O Caos Global é uma Mina de Ouro para a Defesa?A General Dynamics apresentou resultados excepcionais no terceiro trimestre de 2025, com receita atingindo US$ 12,9 bilhões (aumento de 10,6% em relação ao ano anterior) e EPS diluído disparando para US$ 3,88 (aumento de 15,8%). A estratégia de crescimento de duplo motor da empresa continua a impulsionar o desempenho: seus segmentos de defesa capitalizam o rearmamento global obrigatório impulsionado por tensões geopolíticas crescentes, enquanto a Gulfstream Aerospace aproveita a demanda resiliente de indivíduos de alto patrimônio líquido. O segmento Aeroespacial sozinho cresceu a receita em 30,3%, com margem operacional expandindo 100 pontos base, entregando recordes de entregas de jatos à medida que as cadeias de suprimentos se normalizaram. A margem operacional atingiu 10,3% no geral, com fluxo de caixa operacional atingindo US$ 2,1 bilhões — 199% dos lucros líquidos.

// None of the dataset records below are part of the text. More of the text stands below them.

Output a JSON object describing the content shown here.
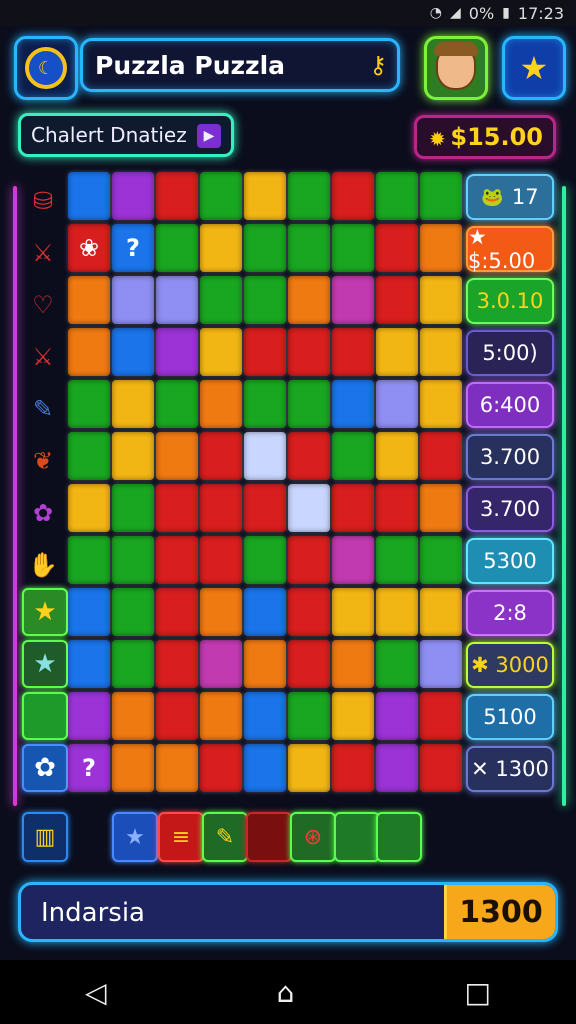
{
  "status_bar": {
    "battery": "0%",
    "time": "17:23",
    "icons": [
      "wifi-icon",
      "signal-icon",
      "battery-icon"
    ]
  },
  "header": {
    "title": "Puzzla Puzzla",
    "clock_icon": "clock-icon",
    "key_icon": "key-icon",
    "avatar_icon": "avatar-icon",
    "star_icon": "star-icon"
  },
  "subheader": {
    "level_label": "Chalert Dnatiez",
    "money": "$15.00"
  },
  "side_icons": [
    "bucket-icon",
    "sword-icon",
    "heart-icon",
    "sword-icon",
    "pencil-icon",
    "lizard-icon",
    "flower-icon",
    "hand-icon"
  ],
  "side_tiles": [
    {
      "icon": "star-icon",
      "glyph": "★",
      "color": "#2a8a26",
      "glyph_color": "#ffd21c"
    },
    {
      "icon": "star-icon",
      "glyph": "★",
      "color": "#1f5c2a",
      "glyph_color": "#8ae0e0"
    },
    {
      "icon": "blank-tile",
      "glyph": "",
      "color": "#1d9a2a",
      "glyph_color": "#fff"
    },
    {
      "icon": "badge-icon",
      "glyph": "✿",
      "color": "#1656b0",
      "glyph_color": "#fff"
    }
  ],
  "board": {
    "colors": {
      "B": "#1b74ea",
      "P": "#9b33d6",
      "R": "#d81e1e",
      "G": "#19a621",
      "Y": "#f2b614",
      "O": "#f07a12",
      "L": "#8f8ef2",
      "D": "#0f2f9a",
      "K": "#25d34a",
      "M": "#c23ab0",
      "W": "#c9d6ff",
      "S": "#a8184a"
    },
    "rows": [
      "BPRGYGRGG",
      "RBGYGGGRO",
      "OLLGGOMRY",
      "OBPYRRRYY",
      "GYGOGGBLY",
      "GYORWRGYR",
      "YGRRRWRRO",
      "GGRRGRMGG",
      "BGROBRYYY",
      "BGRMOROGL",
      "POROBGYPR",
      "POORBYRPR"
    ],
    "glyphs": [
      {
        "row": 1,
        "col": 0,
        "glyph": "❀",
        "icon": "flower-icon"
      },
      {
        "row": 1,
        "col": 1,
        "glyph": "?",
        "icon": "question-icon"
      },
      {
        "row": 11,
        "col": 0,
        "glyph": "?",
        "icon": "question-icon"
      }
    ]
  },
  "score_items": [
    {
      "text": "17",
      "bg": "#2c6f9a",
      "border": "#5fd0ff",
      "color": "#fff",
      "icon": "frog-icon"
    },
    {
      "text": "★ $:5.00",
      "bg": "#f25a16",
      "border": "#ff9a3a",
      "color": "#fff",
      "icon": ""
    },
    {
      "text": "3.0.10",
      "bg": "#1aa52a",
      "border": "#6cff5a",
      "color": "#ffd21c",
      "icon": ""
    },
    {
      "text": "5:00)",
      "bg": "#2a2456",
      "border": "#6a5ad0",
      "color": "#fff",
      "icon": ""
    },
    {
      "text": "6:400",
      "bg": "#7f2fbf",
      "border": "#c26aff",
      "color": "#fff",
      "icon": ""
    },
    {
      "text": "3.700",
      "bg": "#28305e",
      "border": "#6a7ad0",
      "color": "#fff",
      "icon": ""
    },
    {
      "text": "3.700",
      "bg": "#35256a",
      "border": "#8a5ae0",
      "color": "#fff",
      "icon": ""
    },
    {
      "text": "5300",
      "bg": "#1e8fb2",
      "border": "#5fe8ff",
      "color": "#fff",
      "icon": ""
    },
    {
      "text": "2:8",
      "bg": "#8a33c6",
      "border": "#d070ff",
      "color": "#fff",
      "icon": ""
    },
    {
      "text": "✱ 3000",
      "bg": "#2f3a62",
      "border": "#b6ff3a",
      "color": "#ffd21c",
      "icon": ""
    },
    {
      "text": "5100",
      "bg": "#1e6fa8",
      "border": "#5fd0ff",
      "color": "#fff",
      "icon": ""
    },
    {
      "text": "✕ 1300",
      "bg": "#28305e",
      "border": "#6a7ad0",
      "color": "#fff",
      "icon": ""
    }
  ],
  "tray": [
    {
      "glyph": "▥",
      "icon": "chest-icon",
      "bg": "#0f2f6a",
      "border": "#2a8af0",
      "color": "#ffd21c"
    },
    {
      "glyph": "★",
      "icon": "star-icon",
      "bg": "#1b4eb8",
      "border": "#4a8aff",
      "color": "#8ab0ff"
    },
    {
      "glyph": "≡",
      "icon": "cake-icon",
      "bg": "#c41818",
      "border": "#ff4a4a",
      "color": "#ffd21c"
    },
    {
      "glyph": "✎",
      "icon": "marker-icon",
      "bg": "#1f6a24",
      "border": "#5aff4a",
      "color": "#ffd21c"
    },
    {
      "glyph": "",
      "icon": "blank-tile",
      "bg": "#7a0f0f",
      "border": "#c42a2a",
      "color": "#fff"
    },
    {
      "glyph": "⊛",
      "icon": "bug-icon",
      "bg": "#1f6a24",
      "border": "#5aff4a",
      "color": "#ff3a3a"
    },
    {
      "glyph": "",
      "icon": "blank-tile",
      "bg": "#1f7a28",
      "border": "#5aff4a",
      "color": "#fff"
    },
    {
      "glyph": "",
      "icon": "blank-tile",
      "bg": "#1f7a28",
      "border": "#5aff4a",
      "color": "#fff"
    }
  ],
  "bottom": {
    "label": "Indarsia",
    "value": "1300"
  },
  "nav": {
    "back": "◁",
    "home": "⌂",
    "recent": "□"
  }
}
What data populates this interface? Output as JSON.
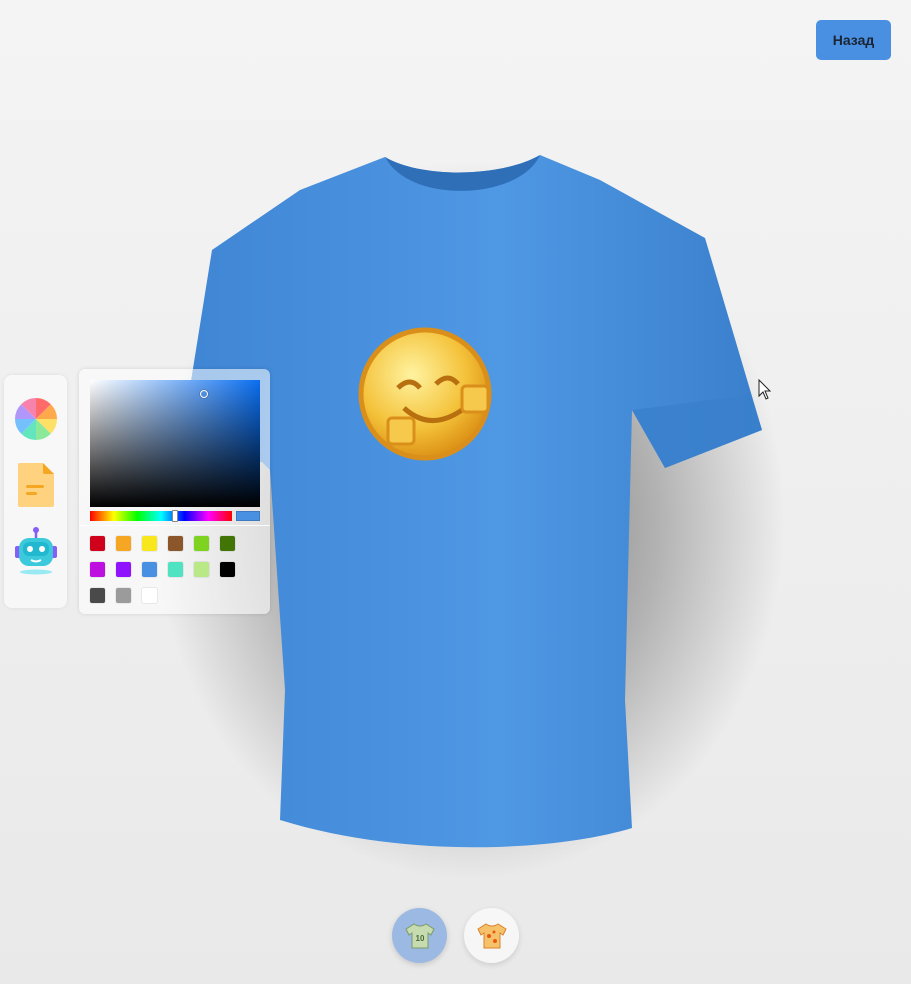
{
  "header": {
    "back_label": "Назад"
  },
  "colors": {
    "shirt": "#4a90e2",
    "accent": "#4a90e2",
    "current_color": "#4a90e2"
  },
  "sidebar": {
    "tools": [
      {
        "name": "color-wheel-icon"
      },
      {
        "name": "file-icon"
      },
      {
        "name": "robot-icon"
      }
    ]
  },
  "color_picker": {
    "selected": "#4a90e2",
    "presets": [
      "#d0021b",
      "#f5a623",
      "#f8e71c",
      "#8b572a",
      "#7ed321",
      "#417505",
      "#bd10e0",
      "#9013fe",
      "#4a90e2",
      "#50e3c2",
      "#b8e986",
      "#000000",
      "#4a4a4a",
      "#9b9b9b",
      "#ffffff"
    ]
  },
  "bottom_tabs": [
    {
      "name": "shirt-logo-tab",
      "number": "10"
    },
    {
      "name": "shirt-full-texture-tab"
    }
  ]
}
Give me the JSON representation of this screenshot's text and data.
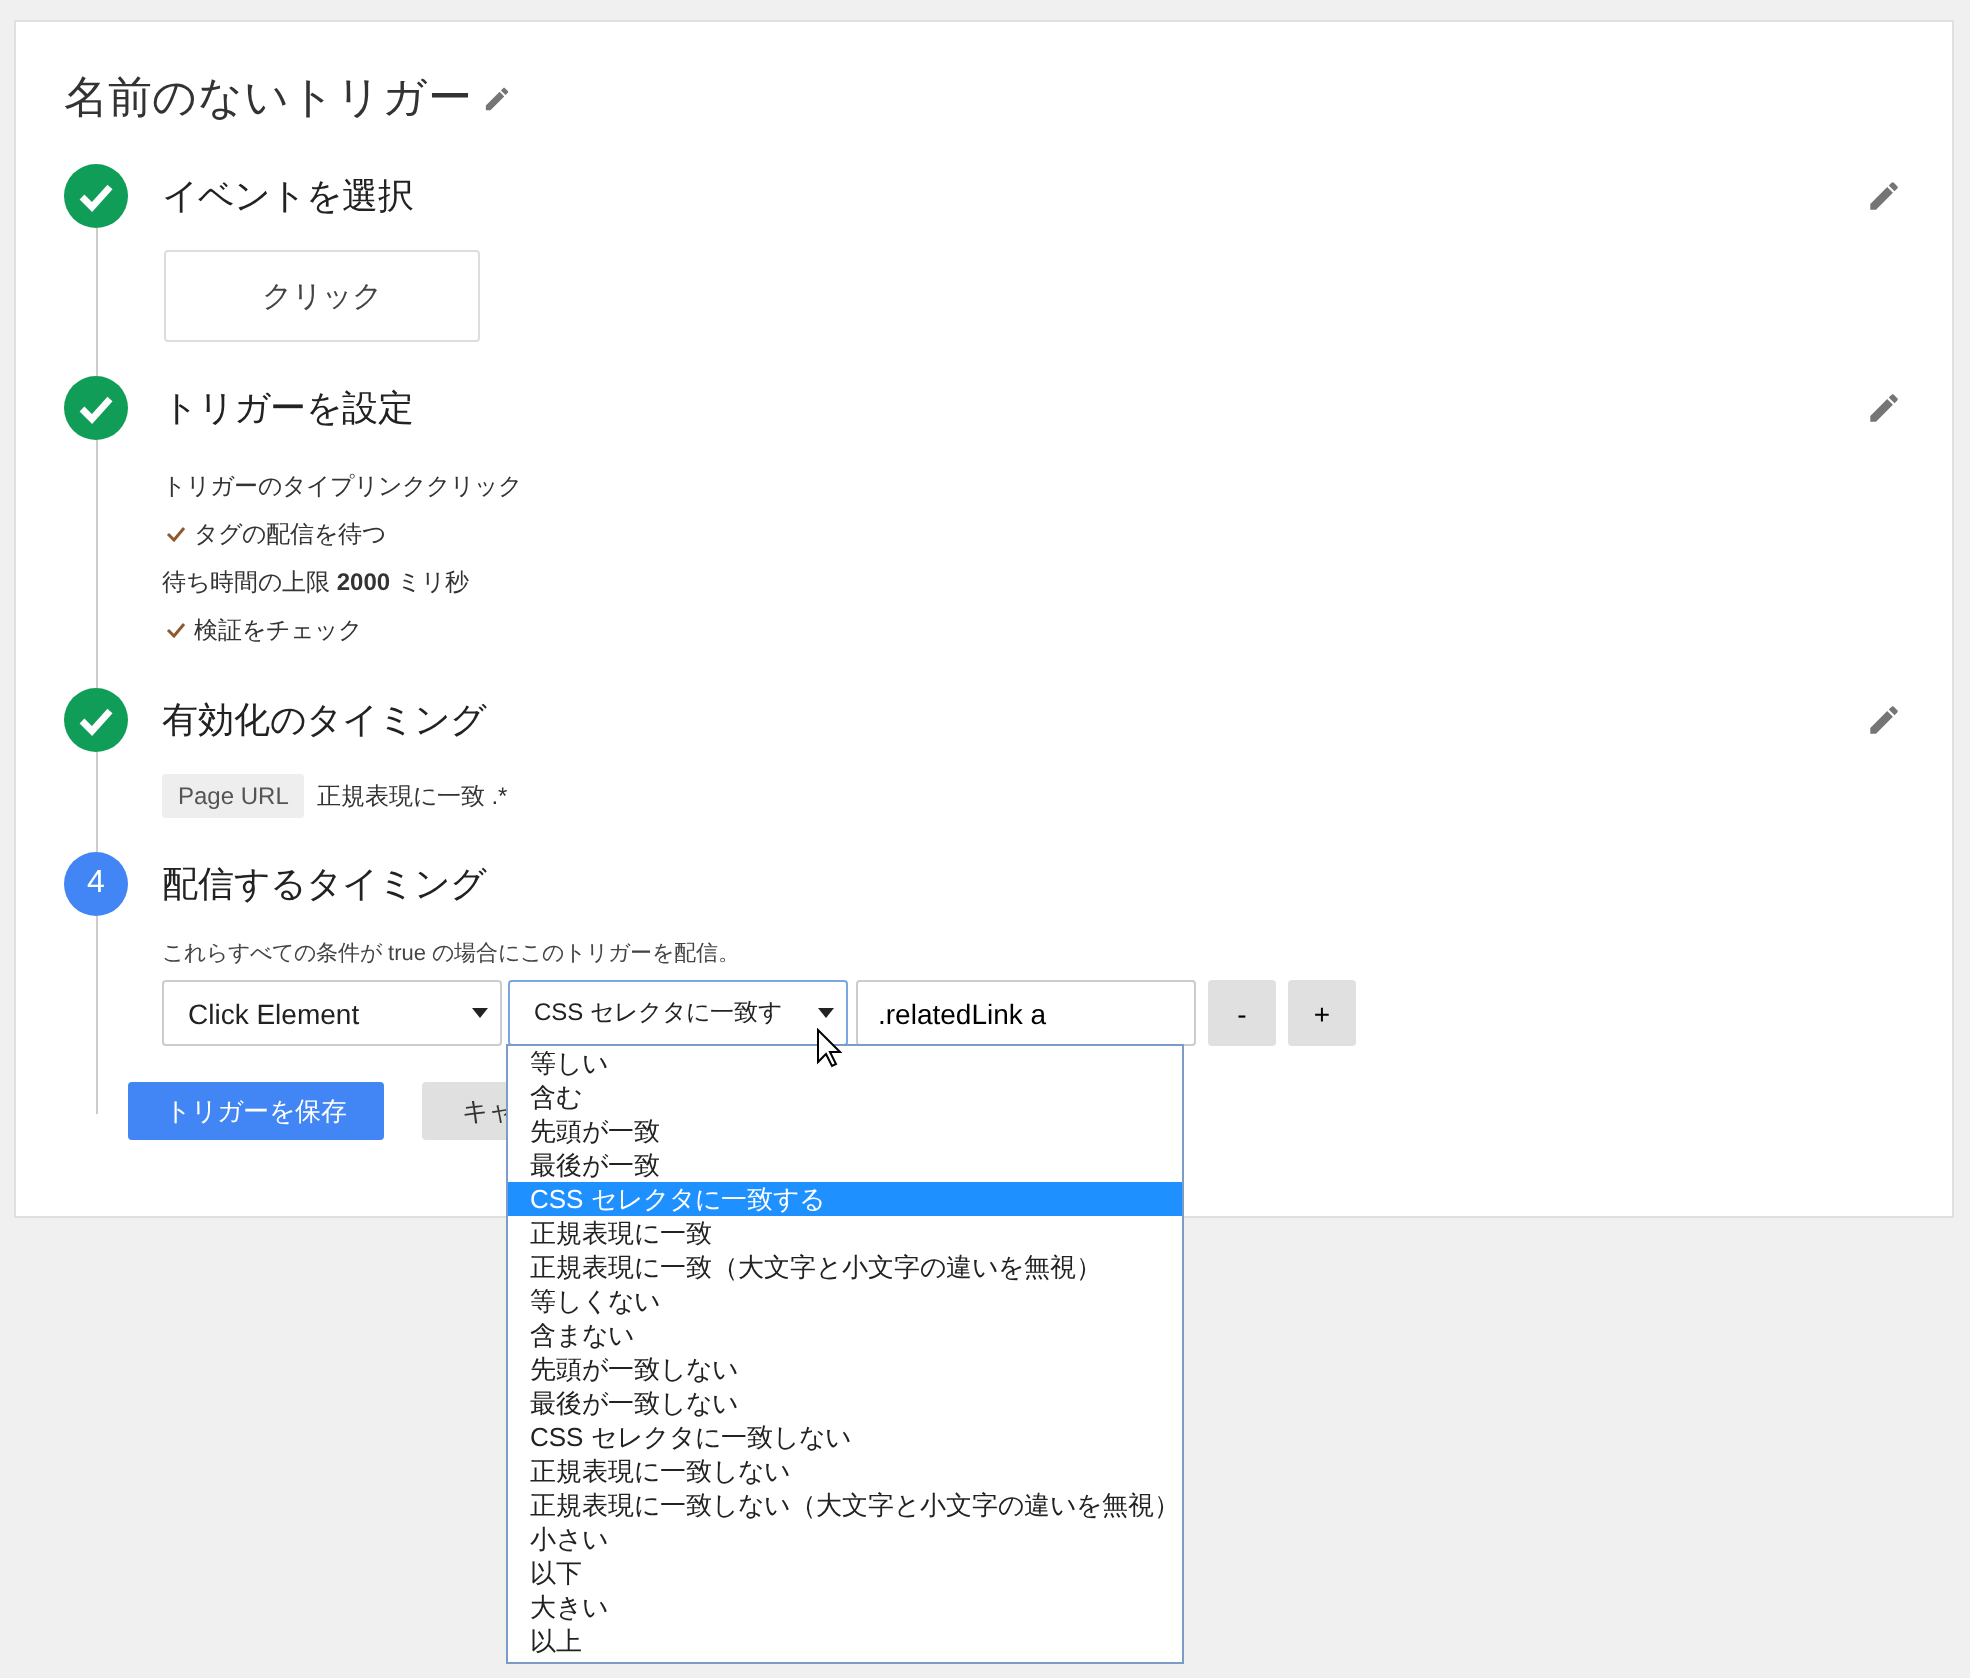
{
  "title": "名前のないトリガー",
  "steps": [
    {
      "kind": "done",
      "title": "イベントを選択",
      "editable": true,
      "event": "クリック"
    },
    {
      "kind": "done",
      "title": "トリガーを設定",
      "editable": true,
      "lines": [
        {
          "kind": "plain",
          "text": "トリガーのタイプリンククリック"
        },
        {
          "kind": "check",
          "text": "タグの配信を待つ"
        },
        {
          "kind": "plain",
          "text": "待ち時間の上限 **2000** ミリ秒"
        },
        {
          "kind": "check",
          "text": "検証をチェック"
        }
      ]
    },
    {
      "kind": "done",
      "title": "有効化のタイミング",
      "editable": true,
      "chip": "Page URL",
      "condition": "正規表現に一致 .*"
    },
    {
      "kind": "current",
      "number": "4",
      "title": "配信するタイミング",
      "editable": false,
      "note": "これらすべての条件が true の場合にこのトリガーを配信。",
      "row": {
        "variable": "Click Element",
        "operator": "CSS セレクタに一致す",
        "value": ".relatedLink a",
        "remove": "-",
        "add": "+",
        "options": [
          {
            "label": "等しい",
            "selected": false
          },
          {
            "label": "含む",
            "selected": false
          },
          {
            "label": "先頭が一致",
            "selected": false
          },
          {
            "label": "最後が一致",
            "selected": false
          },
          {
            "label": "CSS セレクタに一致する",
            "selected": true
          },
          {
            "label": "正規表現に一致",
            "selected": false
          },
          {
            "label": "正規表現に一致（大文字と小文字の違いを無視）",
            "selected": false
          },
          {
            "label": "等しくない",
            "selected": false
          },
          {
            "label": "含まない",
            "selected": false
          },
          {
            "label": "先頭が一致しない",
            "selected": false
          },
          {
            "label": "最後が一致しない",
            "selected": false
          },
          {
            "label": "CSS セレクタに一致しない",
            "selected": false
          },
          {
            "label": "正規表現に一致しない",
            "selected": false
          },
          {
            "label": "正規表現に一致しない（大文字と小文字の違いを無視）",
            "selected": false
          },
          {
            "label": "小さい",
            "selected": false
          },
          {
            "label": "以下",
            "selected": false
          },
          {
            "label": "大きい",
            "selected": false
          },
          {
            "label": "以上",
            "selected": false
          }
        ]
      }
    }
  ],
  "buttons": [
    {
      "kind": "primary",
      "label": "トリガーを保存"
    },
    {
      "kind": "secondary",
      "label": "キャ"
    }
  ]
}
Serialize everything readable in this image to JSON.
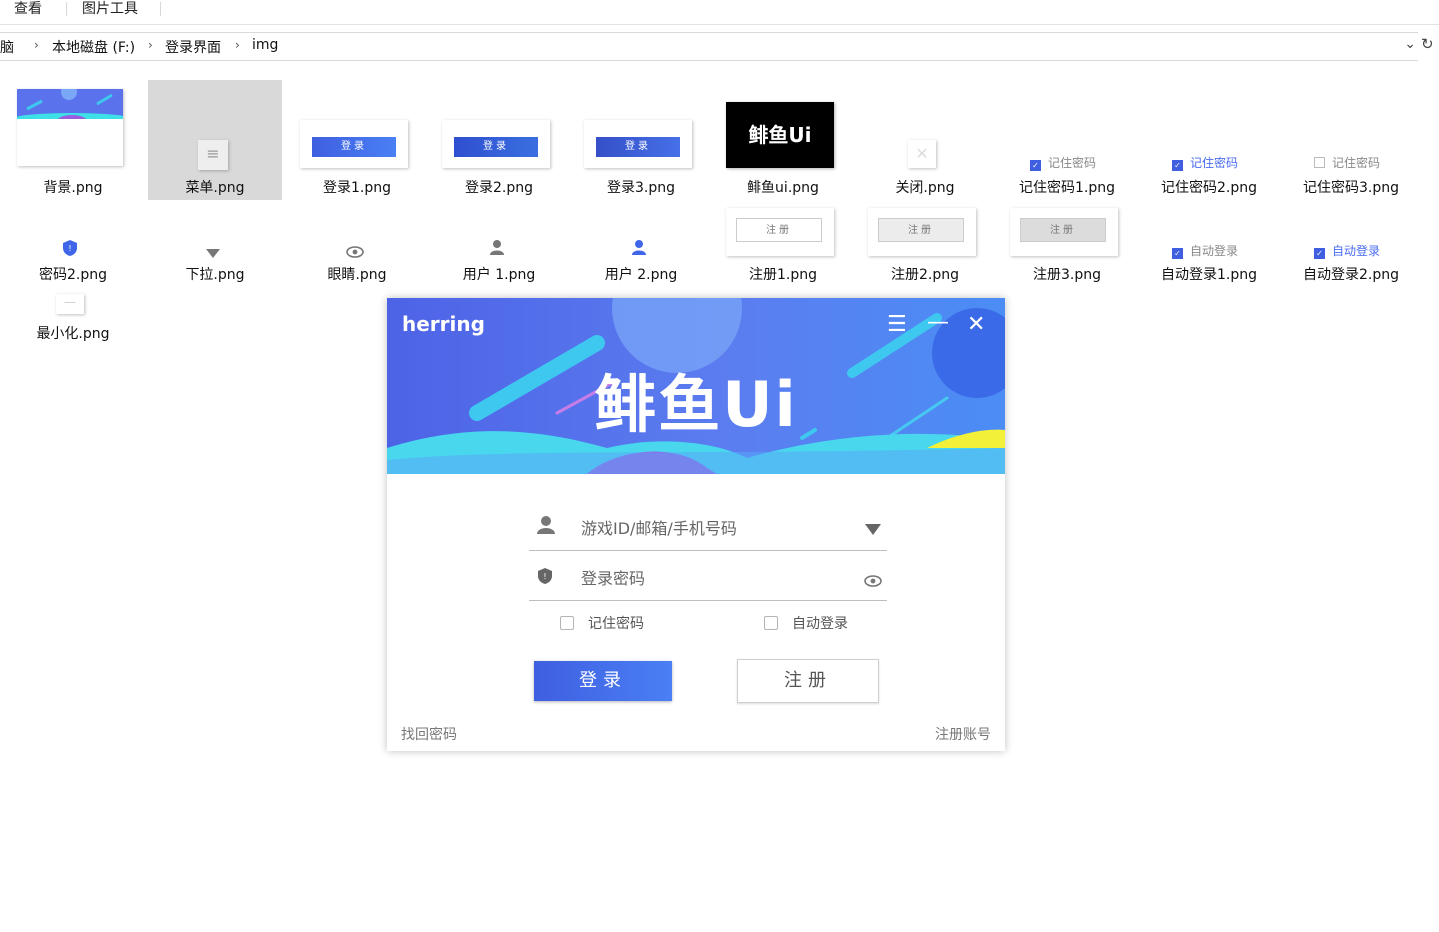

O portfólio de defesa garante visibilidade de receita por décadas por meio de programas estratégicos, notadamente o programa de submarinos da classe Columbia de US$ 130 bilhões, que representa a prioridade máxima de aquisição da Marinha dos EUA. A General Dynamics European Land Systems capturou um contrato de € 3 bilhões da Alemanha para veículos de reconhecimento de próxima geração, capitalizando os gastos recordes em defesa europeus que atingiram € 343 bilhões em 2024 e projetados para € 381 bilhões em 2025. A divisão de Tecnologia fortaleceu sua posição com US$ 2,75 bilhões em contratos recentes de modernização de TI, implantando capacidades de IA, aprendizado de máquina e cibersegurança avançada para infraestrutura militar crítica. O portfólio de 3.340 patentes da empresa, com mais de 45% ainda ativos, reforça seu fosso competitivo em propulsão nuclear, sistemas autônomos e inteligência de sinais.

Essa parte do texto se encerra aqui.